Ciciitt..ciciittt...citt..
Suara burung pipit yang 6 bulan ini sudah kupelihara. Burung liar yang tak sengaja kutemukan ketika mencari kayu bakar di hutan, kuberi nama Cicit. Aku tidak peduli dia jantan ataupun betina, toh sama saja. Awalnya aku kira akan sangat ribut jika aku memeliharanya di rumah, mengingat suaranya yang merdu-merdu cempreng memekakkan telinga. Tapi, setelah kucoba, tidaklah terlalu mengganggu, suaranya mengisi kekosongan gubuk yang aku tinggali sendiri. Ketika pagi menjelang ia akan menjadi istri yang membangunkanku saat adzan subuh telah berkumandang, ketika siang ia akan menjadi teman ngobrol yang sangat rewel dan ketika malam ia akan menjadi anak yang harus kuberi makan. Seperti siang ini, kami mengobrol layaknya orang yang sangat akrab. Orang yang lalu terkadang memandangku dengan heran. Dapat kupastikan apa yang mereka pikirkan, tapi biarlah, aku tak terlalu ambil pusing.

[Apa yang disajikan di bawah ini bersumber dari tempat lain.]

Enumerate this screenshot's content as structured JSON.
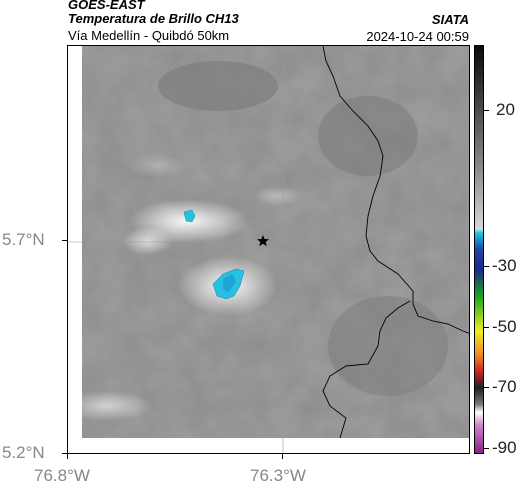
{
  "header": {
    "satellite": "GOES-EAST",
    "product": "Temperatura de Brillo CH13",
    "subtitle": "Vía Medellín - Quibdó 50km",
    "agency": "SIATA",
    "datetime": "2024-10-24 00:59"
  },
  "map": {
    "lat_ticks": [
      "5.7°N",
      "5.2°N"
    ],
    "lon_ticks": [
      "76.8°W",
      "76.3°W"
    ],
    "marker_icon": "star-icon",
    "gridlines": true
  },
  "colorbar": {
    "labels": [
      "20",
      "-30",
      "-50",
      "-70",
      "-90"
    ],
    "colors": {
      "warm_gray": "#8a8a8a",
      "cold_cyan": "#18b8d8",
      "blue": "#1a2a9a",
      "green": "#22bb22",
      "yellow": "#dddd22",
      "red": "#cc2222",
      "purple": "#aa44aa"
    }
  }
}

Pernah aku bertanya kepada Cicit, bagaimana bisa bertahan hidup dengan bahasa yang tak bisa dimengerti manusia. Lalu Cicit menjawab “ Jika mereka benar-benar menyayangiku, mereka pasti mengerti apa yang kukatakan”. Lama aku termenung dibuatnya, ‘ Jika benar-benar menyayangiku’ kata itu seolah membangkitkan luka lama yang pernah aku rasakan. Aku bertanya lagi “ bagaimana jika mereka meninggalkanmu?”. Cicit pun menjawab “ mereka yang benar-benar menyayangiku takkan pergi meninggalkanku”. Ah, benar. Menyayangi tak mungkin meninggalkan. Pikiranku mulai berkelana ke masa lalu, dimana bersama terasa sangat menyenangkan.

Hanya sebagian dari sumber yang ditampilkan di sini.